Soğuk Savaş akabindeki 10 yıl, 1990’lar, oldukça konforlu arayışlar, çözülüşler ve aceleci kanaatlerin oluşmasıyla geçti. Elbette bütün bu değişimlerin merkezinde Amerikan liderliğindeki globalizasyonun sunduğu küresel liberal ekonomik düzenin zaferi bulunmaktaydı. Küresel kapitalizmin sembolik mabedine, onu korumakla görevli dünyanın en güçlü ordusunun ana karargahına yapılan saldırılar hem bu şımartılmış düzeni imtihana soktu hem de 21. yüzyılın başladığına dair sağlam bir işaret vermiş oldu. 11 Eylül’ün çok gecikmeden 21 ay sonra başlamasını sağladığı 21. yüzyılın ana eksenini değiştirecek ölçekte bir olay henüz vuku bulmadı. 11 Eylül dünyasının ve döneminin inşa ettiği eksene dair sorgulamaların başlamış olması ya da Amerika’nın Afganistan ve Irak’tan en azından askerlerini çekmiş olması da bu durumu değiştirmiyor.

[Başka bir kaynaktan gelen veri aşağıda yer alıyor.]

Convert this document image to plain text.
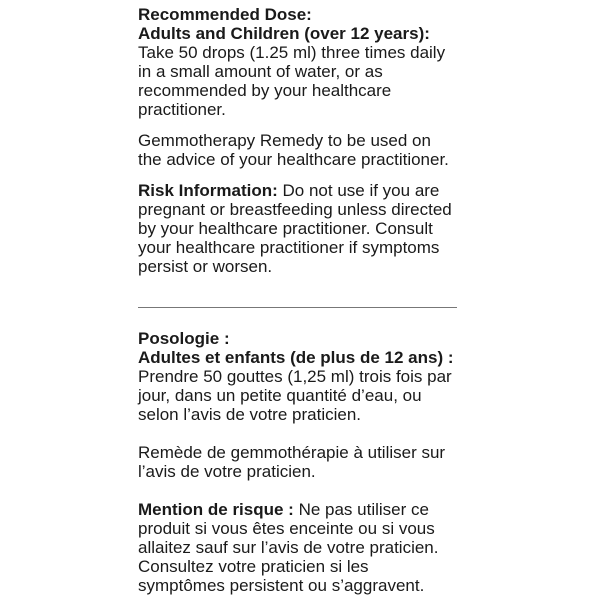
Recommended Dose:
Adults and Children (over 12 years):
Take 50 drops (1.25 ml) three times daily
in a small amount of water, or as
recommended by your healthcare
practitioner.
Gemmotherapy Remedy to be used on
the advice of your healthcare practitioner.
Risk Information: Do not use if you are
pregnant or breastfeeding unless directed
by your healthcare practitioner. Consult
your healthcare practitioner if symptoms
persist or worsen.
Posologie :
Adultes et enfants (de plus de 12 ans) :
Prendre 50 gouttes (1,25 ml) trois fois par
jour, dans un petite quantité d’eau, ou
selon l’avis de votre praticien.
Remède de gemmothérapie à utiliser sur
l’avis de votre praticien.
Mention de risque : Ne pas utiliser ce
produit si vous êtes enceinte ou si vous
allaitez sauf sur l’avis de votre praticien.
Consultez votre praticien si les
symptômes persistent ou s’aggravent.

Zira 11 Eylül sonrası dünyada yaşanan radikal jeopolitik, demokratik ve ekonomik eksen kaymalarının sebep olduğu aktif fay hatları varlığını sürdürüyor.

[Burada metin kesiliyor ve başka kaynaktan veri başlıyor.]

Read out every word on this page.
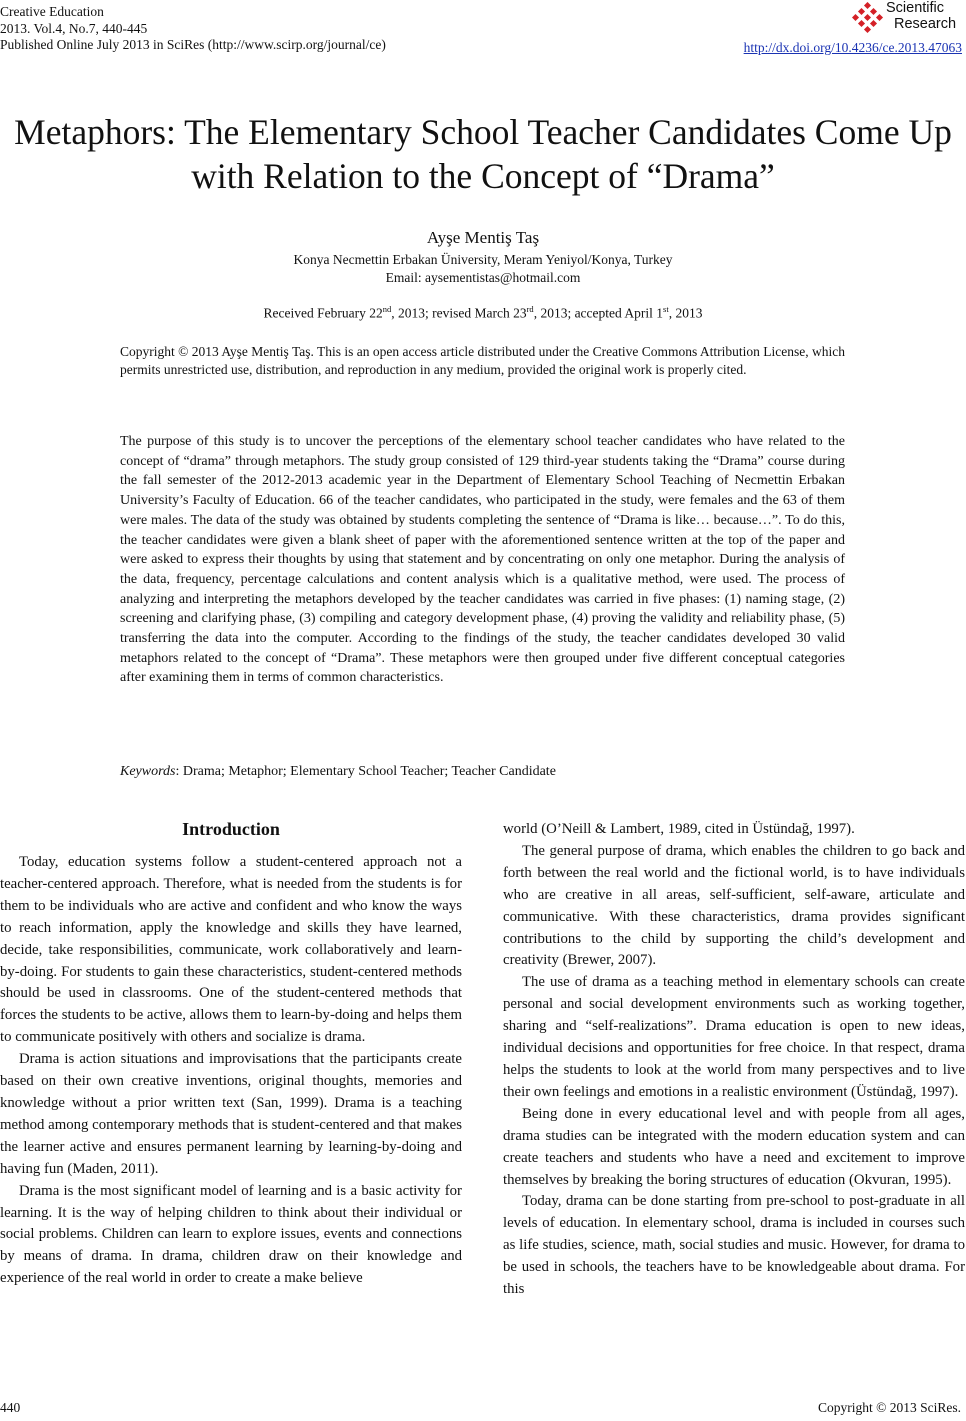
Creative Education
2013. Vol.4, No.7, 440-445
Published Online July 2013 in SciRes (http://www.scirp.org/journal/ce)
Scientific
Research
http://dx.doi.org/10.4236/ce.2013.47063
Metaphors: The Elementary School Teacher Candidates Come Up
with Relation to the Concept of “Drama”
Ayşe Mentiş Taş
Konya Necmettin Erbakan Üniversity, Meram Yeniyol/Konya, Turkey
Email: aysementistas@hotmail.com
Received February 22nd, 2013; revised March 23rd, 2013; accepted April 1st, 2013
Copyright © 2013 Ayşe Mentiş Taş. This is an open access article distributed under the Creative Commons Attribution License, which permits unrestricted use, distribution, and reproduction in any medium, provided the original work is properly cited.
The purpose of this study is to uncover the perceptions of the elementary school teacher candidates who have related to the concept of “drama” through metaphors. The study group consisted of 129 third-year students taking the “Drama” course during the fall semester of the 2012-2013 academic year in the Department of Elementary School Teaching of Necmettin Erbakan University’s Faculty of Education. 66 of the teacher candidates, who participated in the study, were females and the 63 of them were males. The data of the study was obtained by students completing the sentence of “Drama is like… because…”. To do this, the teacher candidates were given a blank sheet of paper with the aforementioned sentence written at the top of the paper and were asked to express their thoughts by using that statement and by concentrating on only one metaphor. During the analysis of the data, frequency, percentage calculations and content analysis which is a qualitative method, were used. The process of analyzing and interpreting the metaphors developed by the teacher candidates was carried in five phases: (1) naming stage, (2) screening and clarifying phase, (3) compiling and category development phase, (4) proving the validity and reliability phase, (5) transferring the data into the computer. According to the findings of the study, the teacher candidates developed 30 valid metaphors related to the concept of “Drama”. These metaphors were then grouped under five different conceptual categories after examining them in terms of common characteristics.
Keywords: Drama; Metaphor; Elementary School Teacher; Teacher Candidate
Introduction

Today, education systems follow a student-centered approach not a teacher-centered approach. Therefore, what is needed from the students is for them to be individuals who are active and confident and who know the ways to reach information, apply the knowledge and skills they have learned, decide, take responsibilities, communicate, work collaboratively and learn-by-doing. For students to gain these characteristics, student-centered methods should be used in classrooms. One of the student-centered methods that forces the students to be active, allows them to learn-by-doing and helps them to communicate positively with others and socialize is drama.

Drama is action situations and improvisations that the participants create based on their own creative inventions, original thoughts, memories and knowledge without a prior written text (San, 1999). Drama is a teaching method among contemporary methods that is student-centered and that makes the learner active and ensures permanent learning by learning-by-doing and having fun (Maden, 2011).

Drama is the most significant model of learning and is a basic activity for learning. It is the way of helping children to think about their individual or social problems. Children can learn to explore issues, events and connections by means of drama. In drama, children draw on their knowledge and experience of the real world in order to create a make believe

world (O’Neill & Lambert, 1989, cited in Üstündağ, 1997).

The general purpose of drama, which enables the children to go back and forth between the real world and the fictional world, is to have individuals who are creative in all areas, self-sufficient, self-aware, articulate and communicative. With these characteristics, drama provides significant contributions to the child by supporting the child’s development and creativity (Brewer, 2007).

The use of drama as a teaching method in elementary schools can create personal and social development environments such as working together, sharing and “self-realizations”. Drama education is open to new ideas, individual decisions and opportunities for free choice. In that respect, drama helps the students to look at the world from many perspectives and to live their own feelings and emotions in a realistic environment (Üstündağ, 1997).

Being done in every educational level and with people from all ages, drama studies can be integrated with the modern education system and can create teachers and students who have a need and excitement to improve themselves by breaking the boring structures of education (Okvuran, 1995).

Today, drama can be done starting from pre-school to post-graduate in all levels of education. In elementary school, drama is included in courses such as life studies, science, math, social studies and music. However, for drama to be used in schools, the teachers have to be knowledgeable about drama. For this

440	Copyright © 2013 SciRes.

Amerika Savaşmadan Durabilir mi?

İstihbarat ve diğer güvenlik örgütleri hariç Amerikan askeri harcamaları küresel askeri harcamaların yüzde 40’ını oluşturuyor. Amerika’nın, sosyal güvenlikten sonraki en büyük bütçe kalemi 800 milyar doları bulan askeri harcamaları kendisinden sonraki 15 ülkenin toplam harcamasından daha fazla durumda. Buna diğer güvenlik harcamaları da eklenince 1 trilyon doları geçen güvenlik sektörü ve askeri-endüstriyel kompleks daha berrak bir şekilde karşımıza çıkmaktadır. Silah lobisi mi askeri-endüstriyel komplekse sürekli can veriyor yoksa Washington’da “sürekli savaş” şeklinde tarif edilen siyasal akıl mı sorunsalı ortaya çıkıyor. Askeri endüstriye odaklanmak keskin ve çoğu kez hatalı sonuçlara varmamıza yol açabilir. Kaldı ki burada içinden çıkılması zor bir kısır döngü de bulunuyor. Zira sürekli savaş dünyası içerisinde kesintisiz kas yapan Amerikan askeri gücü için savaş anlamsızlaşmakta ve maceraya dönüşmektedir. Özellikle Soğuk Savaş sonrasında dünya ile askeri güç farkı bu denli açılırken jeopolitik vizyonunun da kaybolması, Amerikan savaşlarında dev Gulliver’in Lilliputlu cüceler tarafından bağlanmasını andıran sahnelerin ortaya çıkmasını sağlamakta. Washington bu dengesiz durumu sonlandırmak ve “sürekli savaş” aklından kurtulmak yerine, Gulliver gibi bir başka maceraya atılmaktan kendisini kurtaramamaktadır. Amerika 11 Eylül’den beri bu kısır döngünün içerisinde bocalıyor.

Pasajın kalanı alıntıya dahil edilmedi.